O dia do cassaco

Certo dia, pedi a Dona Dulce pra entrar no sótão. Seguindo um ímpeto investigativo, eu considerava urgente decifrar o aposento. Seu Gerson Carlos não queria, de forma alguma, extinguir o lugar, símbolo da construção tradicional, reduto familiar, ponto mais alto e recluso da morada. O espaço, formado por toras generosas de madeira, governava em silêncio. Entrei. Fiquei poucos minutos, sentindo um ar de filme de suspense. O cheiro era forte e se espalhava em caixas, latões, silos, sacas, estantes, acessórios de pesca. Um pouco de naftalina, aqui e acolá, talvez afugentando umidade e pequeninos animais desconhecidos.    

Seu Gerson, nosso vizinho poeta e violeiro, gostava da vida rural. Defendia suas raízes, com sua voz e seus escritos. Parece que estou escutando aquele andar arrastado, com os chinelões de couro. No quintal, o artista manteve o enorme juazeiro, por décadas. Sentava pra dedilhar a viola, compor e cochilar, à sombra do grande totem. Sol tinindo ou chuva de inverno, não importava, o pé-de-juá mostrava sua força. Mais à frente, avistavam-se outros frutos, outras árvores, plantas e mais plantas. Pinhas, gorduchas, aos tufos.
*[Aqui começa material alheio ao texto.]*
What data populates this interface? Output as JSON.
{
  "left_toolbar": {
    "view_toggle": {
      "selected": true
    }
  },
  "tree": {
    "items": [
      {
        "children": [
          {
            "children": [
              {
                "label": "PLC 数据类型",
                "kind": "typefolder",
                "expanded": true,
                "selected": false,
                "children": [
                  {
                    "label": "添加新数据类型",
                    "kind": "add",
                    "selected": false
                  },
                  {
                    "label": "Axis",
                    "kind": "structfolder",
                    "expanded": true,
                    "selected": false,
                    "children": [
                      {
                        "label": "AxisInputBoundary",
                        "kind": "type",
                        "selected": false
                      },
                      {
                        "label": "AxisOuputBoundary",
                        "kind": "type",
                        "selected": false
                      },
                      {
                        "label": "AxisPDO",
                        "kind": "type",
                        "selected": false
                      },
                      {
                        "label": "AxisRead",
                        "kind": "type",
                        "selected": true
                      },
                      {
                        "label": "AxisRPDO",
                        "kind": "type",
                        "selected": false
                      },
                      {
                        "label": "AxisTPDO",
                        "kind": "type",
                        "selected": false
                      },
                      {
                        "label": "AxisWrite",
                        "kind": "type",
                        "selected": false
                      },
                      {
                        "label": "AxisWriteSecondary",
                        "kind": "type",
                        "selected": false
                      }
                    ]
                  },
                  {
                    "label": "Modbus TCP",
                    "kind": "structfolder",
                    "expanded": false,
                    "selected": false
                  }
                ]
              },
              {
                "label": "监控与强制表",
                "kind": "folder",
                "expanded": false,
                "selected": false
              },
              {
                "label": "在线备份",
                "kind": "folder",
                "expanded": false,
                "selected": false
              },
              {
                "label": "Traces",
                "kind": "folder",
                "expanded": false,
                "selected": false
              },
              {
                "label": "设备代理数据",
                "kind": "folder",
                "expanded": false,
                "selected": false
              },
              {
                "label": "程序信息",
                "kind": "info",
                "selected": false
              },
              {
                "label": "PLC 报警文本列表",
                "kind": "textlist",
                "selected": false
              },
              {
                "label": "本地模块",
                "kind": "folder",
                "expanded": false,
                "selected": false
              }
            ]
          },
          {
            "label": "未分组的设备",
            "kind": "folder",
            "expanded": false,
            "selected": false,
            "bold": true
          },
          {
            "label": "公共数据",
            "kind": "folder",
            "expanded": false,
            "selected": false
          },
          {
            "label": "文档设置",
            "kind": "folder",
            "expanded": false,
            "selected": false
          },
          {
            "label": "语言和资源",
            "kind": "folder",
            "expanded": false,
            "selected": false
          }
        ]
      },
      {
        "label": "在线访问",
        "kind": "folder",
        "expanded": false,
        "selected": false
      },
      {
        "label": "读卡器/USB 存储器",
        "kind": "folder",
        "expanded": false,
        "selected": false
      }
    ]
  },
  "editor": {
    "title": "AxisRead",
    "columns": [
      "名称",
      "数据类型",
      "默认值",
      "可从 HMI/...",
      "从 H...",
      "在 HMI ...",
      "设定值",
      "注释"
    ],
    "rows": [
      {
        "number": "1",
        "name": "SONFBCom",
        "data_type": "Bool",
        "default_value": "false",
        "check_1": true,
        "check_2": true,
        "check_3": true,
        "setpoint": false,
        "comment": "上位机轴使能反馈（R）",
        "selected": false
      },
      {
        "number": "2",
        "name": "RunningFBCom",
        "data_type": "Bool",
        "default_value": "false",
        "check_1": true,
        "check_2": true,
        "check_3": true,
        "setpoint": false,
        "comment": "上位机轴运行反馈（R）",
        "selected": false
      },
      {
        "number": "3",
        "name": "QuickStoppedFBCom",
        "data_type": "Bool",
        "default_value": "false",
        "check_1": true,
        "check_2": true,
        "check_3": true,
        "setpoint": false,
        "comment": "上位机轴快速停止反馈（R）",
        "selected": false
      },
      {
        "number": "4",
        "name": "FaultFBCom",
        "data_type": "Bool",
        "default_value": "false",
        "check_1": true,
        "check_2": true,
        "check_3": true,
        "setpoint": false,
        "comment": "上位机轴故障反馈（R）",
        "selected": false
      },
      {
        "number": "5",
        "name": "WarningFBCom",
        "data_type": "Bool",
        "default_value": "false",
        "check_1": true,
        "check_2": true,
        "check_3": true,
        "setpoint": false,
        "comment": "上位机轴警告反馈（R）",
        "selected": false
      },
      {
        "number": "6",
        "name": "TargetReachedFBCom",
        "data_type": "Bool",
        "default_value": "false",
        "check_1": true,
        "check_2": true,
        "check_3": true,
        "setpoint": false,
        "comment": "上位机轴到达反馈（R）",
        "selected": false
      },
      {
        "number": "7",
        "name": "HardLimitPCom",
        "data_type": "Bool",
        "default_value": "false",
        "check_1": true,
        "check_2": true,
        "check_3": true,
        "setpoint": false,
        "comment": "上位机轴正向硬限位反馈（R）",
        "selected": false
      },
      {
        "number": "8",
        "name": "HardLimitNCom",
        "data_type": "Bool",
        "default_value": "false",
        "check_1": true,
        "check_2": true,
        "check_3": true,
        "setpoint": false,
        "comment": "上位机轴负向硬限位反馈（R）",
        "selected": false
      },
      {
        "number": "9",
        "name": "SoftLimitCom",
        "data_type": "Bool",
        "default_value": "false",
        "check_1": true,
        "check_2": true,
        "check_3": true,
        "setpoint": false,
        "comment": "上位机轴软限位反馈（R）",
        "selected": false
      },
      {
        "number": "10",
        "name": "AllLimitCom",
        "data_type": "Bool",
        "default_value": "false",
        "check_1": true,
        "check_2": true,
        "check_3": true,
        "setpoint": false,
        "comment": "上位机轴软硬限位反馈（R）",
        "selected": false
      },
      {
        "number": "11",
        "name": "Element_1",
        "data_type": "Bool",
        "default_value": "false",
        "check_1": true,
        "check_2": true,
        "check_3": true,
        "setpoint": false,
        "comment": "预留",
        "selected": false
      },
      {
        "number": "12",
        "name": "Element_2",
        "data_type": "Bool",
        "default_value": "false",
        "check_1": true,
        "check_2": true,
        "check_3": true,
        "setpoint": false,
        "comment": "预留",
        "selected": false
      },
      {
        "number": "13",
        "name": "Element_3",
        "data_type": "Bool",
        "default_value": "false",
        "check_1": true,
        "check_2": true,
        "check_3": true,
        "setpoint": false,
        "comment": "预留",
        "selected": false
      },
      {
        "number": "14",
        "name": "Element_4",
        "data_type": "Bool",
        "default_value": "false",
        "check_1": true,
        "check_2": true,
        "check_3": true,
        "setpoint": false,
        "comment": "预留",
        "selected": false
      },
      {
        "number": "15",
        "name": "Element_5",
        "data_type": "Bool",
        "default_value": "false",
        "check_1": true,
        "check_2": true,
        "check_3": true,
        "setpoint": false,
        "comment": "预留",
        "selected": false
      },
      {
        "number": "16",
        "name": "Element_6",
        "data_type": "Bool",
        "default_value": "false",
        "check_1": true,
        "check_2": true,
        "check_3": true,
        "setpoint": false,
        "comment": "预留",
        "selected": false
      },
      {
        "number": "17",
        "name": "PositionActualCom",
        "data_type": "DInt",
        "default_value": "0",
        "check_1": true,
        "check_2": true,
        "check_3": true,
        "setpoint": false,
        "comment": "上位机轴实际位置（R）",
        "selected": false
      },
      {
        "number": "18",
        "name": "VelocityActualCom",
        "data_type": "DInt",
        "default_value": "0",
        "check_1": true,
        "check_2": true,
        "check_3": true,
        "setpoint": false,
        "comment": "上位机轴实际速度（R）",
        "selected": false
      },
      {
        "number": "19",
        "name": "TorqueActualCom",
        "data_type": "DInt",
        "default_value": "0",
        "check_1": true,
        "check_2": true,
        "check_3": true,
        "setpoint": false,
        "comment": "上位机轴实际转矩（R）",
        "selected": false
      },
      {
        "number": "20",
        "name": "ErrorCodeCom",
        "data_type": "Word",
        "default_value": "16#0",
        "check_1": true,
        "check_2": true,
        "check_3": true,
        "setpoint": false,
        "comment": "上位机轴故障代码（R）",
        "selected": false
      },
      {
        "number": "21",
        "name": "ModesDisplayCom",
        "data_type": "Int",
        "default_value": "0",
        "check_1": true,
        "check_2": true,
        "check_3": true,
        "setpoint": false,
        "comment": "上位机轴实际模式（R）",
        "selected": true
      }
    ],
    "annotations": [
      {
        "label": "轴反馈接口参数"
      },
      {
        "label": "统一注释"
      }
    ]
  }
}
Do mesmo modo, esse recanto também atraía gangues de lagartos e lagartixas de diversos tipos de pele, amostras de dinossauros em circuitos rápidos. Ótimo. Menos mosquito. Até cobras medianas se arriscavam nas grotas. Sapos, cururus, jias, pererecas e rãs, saltadores olímpicos, brincavam com o que aparecesse, enquanto eu fugia deles.

O compacto de sítio fazia parte do meu cenário. Lá em casa, bananeira, coqueiro, goiabeira, mamoeiro, romãzeira, pimenteira. Às vezes, um charmoso milharal. Na vizinhança de muros baixos, era fácil avistar outras belas frutíferas. Lembro quando outro vizinho, um pouco mais distante, mas no mesmo lado da rua, resolveu investir em plantações de acerola. Falo de Seu Mário Moreira. Meu acesso era livre ao plantio, com auxílio da amiga Otília e seu irmão Adail Filho, sobrinhos do proprietário. A frutinha vermelha era novidade.

Que beleza de pomar nos arredores. Pássaros entoavam suas melodias, voos e esperanças. Poesia de todo jeito. Do outro lado da parede, vez em quando, porcos, bodes, cabras, cabritos, carneiros e ovelhas eram alimentados pela equipe do meu tio Pedro, Tipedim. De frente, um mundo de emoções e cores na fazenda de Seu João Batista. Tamarineira gigante, currais, estábulos, e o sagrado açude. Na rua, o agito dos carros combinava com cavalos, boiadas, carroças. E o sótão continuava quieto, aparentemente.

Muito tranquilo até que, numa bela tarde, vi, passeando por entre os caibros e linhas, um ligeiro cassaco. Na visão assustadora, no teto da minha casa, o bicho cinza desfilava, exibindo seus pelos eriçados, patas grandes e olhos vermelhos. Devia estar cansado da vida abafada e queria dar uma volta, trafegar noutros telhados. Ao que tudo indica, procurava comida.

Foi um terror, em poucos segundos. Gritei. De repente, entrou o amigo músico com um objeto estranho, uma espingarda. Em cena, o caçador, com chapéu de palha, lenço no pescoço e tudo. Averiguou. Não viu. Pressentiu. Correu. Foi embora. Nada. Ficamos na escuta. Minutos depois, o barulho. Pólvora como documento. Sem rima, sem nota dissonante, sem desafio. Seu Gerson colocou, então, o ponto final na narrativa, e destruiu o mamífero invasor.  

No dia seguinte, o sótão foi reservado pra limpeza geral, com direito a veneno espalhado pelos cantos, afugentando todos os descendentes e aderentes do visitante feioso. Dona Dulce, costureira fina, ficou cansada com tanta estripulia. Que aventura. Morar no Alto Belo Horizonte foi um aprendizado. Anos depois da captura, o cômodo em destaque deixou de ser o único, naquele pedaço da Avenida Francisco Matias Rolim. A praticidade disparou seu rifle na tradição. Estrondos e estilhaços de muitas lembranças. Acabou-se o mistério.